Now, as Pretoria mulls over the best possible way to tame any of its public officials intent on causing further damage to its relations with Beijing or any of its trading partners, let me rather delve into the issue of extending the in-house liquor trading hours.

It has caused the ANC public embarrassment as it gave the suggestion that the governing party’s event was also a drinking fest, given that Maile is one of the party’s public representatives in Gauteng. It’s a spectacular gaffe that the ANC could not afford at this stage, given that it is still smarting from a disastrous municipal election and fractured by factionalism.

Unsurprisingly, the party was quick to get on to a public relations damage control overdrive.

This mortification of booze and binge drinking came against the backdrop of the #WeAreANC, a disastrous public relations exercise that blew up in its face.

“Ours is a people-centred government. Because we are a caring government, we always take inputs of the public at large seriously and respond accordingly,” said Maile.

So why didn’t they in the first place? And if the first statement is true, how does the next quote fit in?

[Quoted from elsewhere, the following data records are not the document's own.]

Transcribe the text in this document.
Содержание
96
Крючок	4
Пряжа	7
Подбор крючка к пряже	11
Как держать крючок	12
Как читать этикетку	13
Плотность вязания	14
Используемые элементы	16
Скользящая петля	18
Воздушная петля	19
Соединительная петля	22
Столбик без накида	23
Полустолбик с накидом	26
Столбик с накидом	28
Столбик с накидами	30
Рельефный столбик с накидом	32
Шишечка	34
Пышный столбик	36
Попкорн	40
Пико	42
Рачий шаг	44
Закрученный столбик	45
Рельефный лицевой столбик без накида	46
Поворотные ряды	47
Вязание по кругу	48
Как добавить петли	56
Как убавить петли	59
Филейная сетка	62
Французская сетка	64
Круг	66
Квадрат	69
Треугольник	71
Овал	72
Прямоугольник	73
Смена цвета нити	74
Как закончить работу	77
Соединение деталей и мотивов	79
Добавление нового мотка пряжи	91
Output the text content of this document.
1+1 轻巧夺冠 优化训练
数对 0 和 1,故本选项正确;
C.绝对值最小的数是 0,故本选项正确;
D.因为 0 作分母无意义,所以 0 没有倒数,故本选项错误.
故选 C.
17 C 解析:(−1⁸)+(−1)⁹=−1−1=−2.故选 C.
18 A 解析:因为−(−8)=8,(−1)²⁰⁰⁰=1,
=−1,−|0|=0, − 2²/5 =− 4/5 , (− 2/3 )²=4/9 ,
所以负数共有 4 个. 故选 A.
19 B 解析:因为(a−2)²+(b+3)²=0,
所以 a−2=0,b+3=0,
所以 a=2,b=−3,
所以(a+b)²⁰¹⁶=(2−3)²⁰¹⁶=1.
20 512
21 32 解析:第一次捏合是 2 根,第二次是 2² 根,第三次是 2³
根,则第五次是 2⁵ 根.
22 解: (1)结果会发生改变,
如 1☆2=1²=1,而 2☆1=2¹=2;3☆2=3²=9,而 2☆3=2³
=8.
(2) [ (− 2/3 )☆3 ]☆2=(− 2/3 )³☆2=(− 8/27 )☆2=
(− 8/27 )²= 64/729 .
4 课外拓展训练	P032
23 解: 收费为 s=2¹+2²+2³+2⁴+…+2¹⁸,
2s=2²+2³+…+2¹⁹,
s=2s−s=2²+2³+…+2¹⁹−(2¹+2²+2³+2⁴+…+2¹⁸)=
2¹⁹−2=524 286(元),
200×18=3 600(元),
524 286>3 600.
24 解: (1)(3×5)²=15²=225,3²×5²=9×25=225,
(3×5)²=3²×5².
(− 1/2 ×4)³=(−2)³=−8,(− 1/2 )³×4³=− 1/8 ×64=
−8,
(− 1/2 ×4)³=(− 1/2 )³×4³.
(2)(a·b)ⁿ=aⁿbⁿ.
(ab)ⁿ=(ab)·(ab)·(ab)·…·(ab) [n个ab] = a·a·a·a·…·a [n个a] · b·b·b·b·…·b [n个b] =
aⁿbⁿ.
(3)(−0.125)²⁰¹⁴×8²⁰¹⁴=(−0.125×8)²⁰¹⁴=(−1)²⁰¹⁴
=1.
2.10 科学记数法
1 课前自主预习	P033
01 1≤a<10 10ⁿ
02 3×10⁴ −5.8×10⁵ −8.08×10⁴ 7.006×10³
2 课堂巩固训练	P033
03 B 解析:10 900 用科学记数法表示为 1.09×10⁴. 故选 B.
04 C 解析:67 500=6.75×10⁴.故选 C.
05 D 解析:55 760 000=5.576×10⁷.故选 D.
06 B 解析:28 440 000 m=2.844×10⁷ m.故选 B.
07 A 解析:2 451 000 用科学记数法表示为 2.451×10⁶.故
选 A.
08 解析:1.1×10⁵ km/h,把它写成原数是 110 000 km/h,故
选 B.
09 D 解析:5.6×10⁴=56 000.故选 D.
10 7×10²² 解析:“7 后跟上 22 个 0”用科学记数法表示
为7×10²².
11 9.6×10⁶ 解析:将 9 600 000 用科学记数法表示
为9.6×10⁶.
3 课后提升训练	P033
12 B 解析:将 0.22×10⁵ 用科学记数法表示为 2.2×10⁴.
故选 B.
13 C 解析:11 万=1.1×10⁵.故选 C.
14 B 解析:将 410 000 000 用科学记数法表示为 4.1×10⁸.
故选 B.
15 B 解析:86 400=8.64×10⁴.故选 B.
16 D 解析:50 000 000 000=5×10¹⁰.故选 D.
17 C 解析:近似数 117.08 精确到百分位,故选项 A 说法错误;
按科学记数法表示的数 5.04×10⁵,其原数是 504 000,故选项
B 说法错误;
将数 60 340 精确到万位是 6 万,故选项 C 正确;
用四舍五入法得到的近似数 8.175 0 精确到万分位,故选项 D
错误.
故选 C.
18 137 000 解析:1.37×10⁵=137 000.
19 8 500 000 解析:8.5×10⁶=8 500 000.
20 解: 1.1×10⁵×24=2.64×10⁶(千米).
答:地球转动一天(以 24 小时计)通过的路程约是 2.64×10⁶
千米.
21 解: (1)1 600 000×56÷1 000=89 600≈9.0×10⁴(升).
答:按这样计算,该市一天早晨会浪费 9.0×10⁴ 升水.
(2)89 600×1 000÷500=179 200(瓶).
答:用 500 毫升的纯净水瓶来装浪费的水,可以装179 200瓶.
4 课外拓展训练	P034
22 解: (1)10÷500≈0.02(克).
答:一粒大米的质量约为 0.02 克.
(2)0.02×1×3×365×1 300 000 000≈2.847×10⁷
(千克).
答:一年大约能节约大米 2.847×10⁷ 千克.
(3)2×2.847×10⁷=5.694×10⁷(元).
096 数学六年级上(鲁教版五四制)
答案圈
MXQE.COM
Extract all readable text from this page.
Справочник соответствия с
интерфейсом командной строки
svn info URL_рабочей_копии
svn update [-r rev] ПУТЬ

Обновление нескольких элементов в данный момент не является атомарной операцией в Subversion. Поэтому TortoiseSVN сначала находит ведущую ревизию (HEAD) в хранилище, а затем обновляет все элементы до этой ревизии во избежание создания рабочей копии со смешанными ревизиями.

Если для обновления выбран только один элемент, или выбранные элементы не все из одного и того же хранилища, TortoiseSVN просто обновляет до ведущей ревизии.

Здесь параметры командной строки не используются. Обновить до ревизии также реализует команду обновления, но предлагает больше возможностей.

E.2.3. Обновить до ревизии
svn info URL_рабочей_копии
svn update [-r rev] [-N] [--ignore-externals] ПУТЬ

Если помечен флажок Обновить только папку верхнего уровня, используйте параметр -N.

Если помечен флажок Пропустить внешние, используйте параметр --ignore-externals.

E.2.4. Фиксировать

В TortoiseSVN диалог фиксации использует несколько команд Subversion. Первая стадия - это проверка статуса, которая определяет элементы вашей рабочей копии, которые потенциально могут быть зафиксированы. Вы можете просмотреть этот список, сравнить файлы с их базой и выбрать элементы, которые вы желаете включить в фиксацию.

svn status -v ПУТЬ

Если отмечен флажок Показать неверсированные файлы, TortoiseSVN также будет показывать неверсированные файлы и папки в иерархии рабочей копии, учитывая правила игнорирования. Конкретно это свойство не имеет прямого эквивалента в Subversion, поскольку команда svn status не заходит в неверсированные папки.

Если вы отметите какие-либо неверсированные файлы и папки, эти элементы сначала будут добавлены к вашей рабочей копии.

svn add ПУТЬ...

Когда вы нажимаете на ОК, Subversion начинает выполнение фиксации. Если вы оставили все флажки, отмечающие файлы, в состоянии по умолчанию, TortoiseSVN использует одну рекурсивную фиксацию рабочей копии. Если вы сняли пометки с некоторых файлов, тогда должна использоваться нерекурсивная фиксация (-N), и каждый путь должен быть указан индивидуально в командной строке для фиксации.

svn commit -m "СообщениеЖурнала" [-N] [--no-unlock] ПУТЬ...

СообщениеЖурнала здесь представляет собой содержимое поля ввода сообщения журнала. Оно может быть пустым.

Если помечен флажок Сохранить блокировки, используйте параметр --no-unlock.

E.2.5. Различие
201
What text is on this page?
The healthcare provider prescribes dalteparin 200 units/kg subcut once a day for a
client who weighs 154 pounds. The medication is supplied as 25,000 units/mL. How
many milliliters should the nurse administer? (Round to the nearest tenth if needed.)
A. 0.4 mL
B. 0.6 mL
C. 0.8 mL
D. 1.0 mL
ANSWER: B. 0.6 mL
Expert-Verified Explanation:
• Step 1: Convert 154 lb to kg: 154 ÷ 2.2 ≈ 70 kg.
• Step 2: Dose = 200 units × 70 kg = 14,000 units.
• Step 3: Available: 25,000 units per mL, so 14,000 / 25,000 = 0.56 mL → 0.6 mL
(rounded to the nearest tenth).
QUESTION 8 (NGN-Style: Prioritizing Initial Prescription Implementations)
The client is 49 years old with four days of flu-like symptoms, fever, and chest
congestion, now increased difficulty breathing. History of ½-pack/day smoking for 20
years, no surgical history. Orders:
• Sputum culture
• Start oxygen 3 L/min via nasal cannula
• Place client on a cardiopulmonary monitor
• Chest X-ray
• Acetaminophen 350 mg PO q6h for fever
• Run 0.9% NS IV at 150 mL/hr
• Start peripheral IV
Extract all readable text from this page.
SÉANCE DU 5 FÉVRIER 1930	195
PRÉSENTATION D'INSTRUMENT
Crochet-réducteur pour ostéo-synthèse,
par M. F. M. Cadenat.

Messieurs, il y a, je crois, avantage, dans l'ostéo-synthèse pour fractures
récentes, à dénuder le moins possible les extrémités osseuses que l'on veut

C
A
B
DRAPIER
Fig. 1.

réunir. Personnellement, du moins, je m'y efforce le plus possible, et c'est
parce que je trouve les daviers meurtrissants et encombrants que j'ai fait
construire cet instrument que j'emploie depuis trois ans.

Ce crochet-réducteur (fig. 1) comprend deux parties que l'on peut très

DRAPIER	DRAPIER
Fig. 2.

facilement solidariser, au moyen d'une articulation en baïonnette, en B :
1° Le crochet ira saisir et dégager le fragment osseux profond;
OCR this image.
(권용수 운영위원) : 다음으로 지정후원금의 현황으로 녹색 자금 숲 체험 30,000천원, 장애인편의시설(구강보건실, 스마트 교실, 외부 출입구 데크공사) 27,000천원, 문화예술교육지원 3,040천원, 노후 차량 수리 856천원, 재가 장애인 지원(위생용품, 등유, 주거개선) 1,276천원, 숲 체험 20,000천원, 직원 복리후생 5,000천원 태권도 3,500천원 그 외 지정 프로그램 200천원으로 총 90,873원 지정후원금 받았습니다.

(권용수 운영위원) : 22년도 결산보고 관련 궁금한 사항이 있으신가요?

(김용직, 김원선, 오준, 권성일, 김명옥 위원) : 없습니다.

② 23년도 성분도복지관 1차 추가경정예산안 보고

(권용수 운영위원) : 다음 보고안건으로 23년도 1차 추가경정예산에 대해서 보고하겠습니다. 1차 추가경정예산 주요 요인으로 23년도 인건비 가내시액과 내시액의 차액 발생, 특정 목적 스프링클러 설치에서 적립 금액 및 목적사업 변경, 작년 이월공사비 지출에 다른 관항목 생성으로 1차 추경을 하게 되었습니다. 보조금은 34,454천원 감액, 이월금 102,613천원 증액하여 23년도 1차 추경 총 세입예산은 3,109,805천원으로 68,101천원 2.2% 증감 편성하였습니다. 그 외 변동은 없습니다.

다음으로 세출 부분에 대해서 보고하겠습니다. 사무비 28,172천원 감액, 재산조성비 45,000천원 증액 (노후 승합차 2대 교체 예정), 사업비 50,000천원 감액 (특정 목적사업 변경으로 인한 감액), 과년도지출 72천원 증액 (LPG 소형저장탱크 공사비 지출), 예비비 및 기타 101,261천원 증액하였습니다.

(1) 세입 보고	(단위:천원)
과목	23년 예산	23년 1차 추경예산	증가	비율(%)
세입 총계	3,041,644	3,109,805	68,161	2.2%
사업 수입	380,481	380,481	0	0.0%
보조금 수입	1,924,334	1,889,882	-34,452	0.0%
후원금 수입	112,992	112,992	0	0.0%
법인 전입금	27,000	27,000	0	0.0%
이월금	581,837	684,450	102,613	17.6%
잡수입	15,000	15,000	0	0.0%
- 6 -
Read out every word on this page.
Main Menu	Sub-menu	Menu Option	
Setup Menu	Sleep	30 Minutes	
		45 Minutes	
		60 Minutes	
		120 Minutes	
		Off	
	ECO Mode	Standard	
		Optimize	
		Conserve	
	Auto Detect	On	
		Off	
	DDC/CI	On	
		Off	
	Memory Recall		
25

“Even if we believed in the correctness of our decisions we have a moral obligation to listen carefully to the reaction of the public that we serve and align our decisions accordingly.” How can a decision by a representative body be correct if the people it represents think otherwise? It’s a perfectly apologetic non-apology.

It would appear that the MEC would do well to remember English writer Samuel Johnson’s words: “This is one of the disadvantages of wine. It makes a man mistake words for thoughts.”

Maile’s remarks show the tendency to conflate party and government and just how politics and booze mix in the corridors of power. It also exposes government’s ambivalent policy on liquor trading and its lackadaisical attitude in curbing the deleterious effects of alcohol.

As Will Crooks observed: “If you chloroform men day by day with drink they care not for the conditions under which they live”.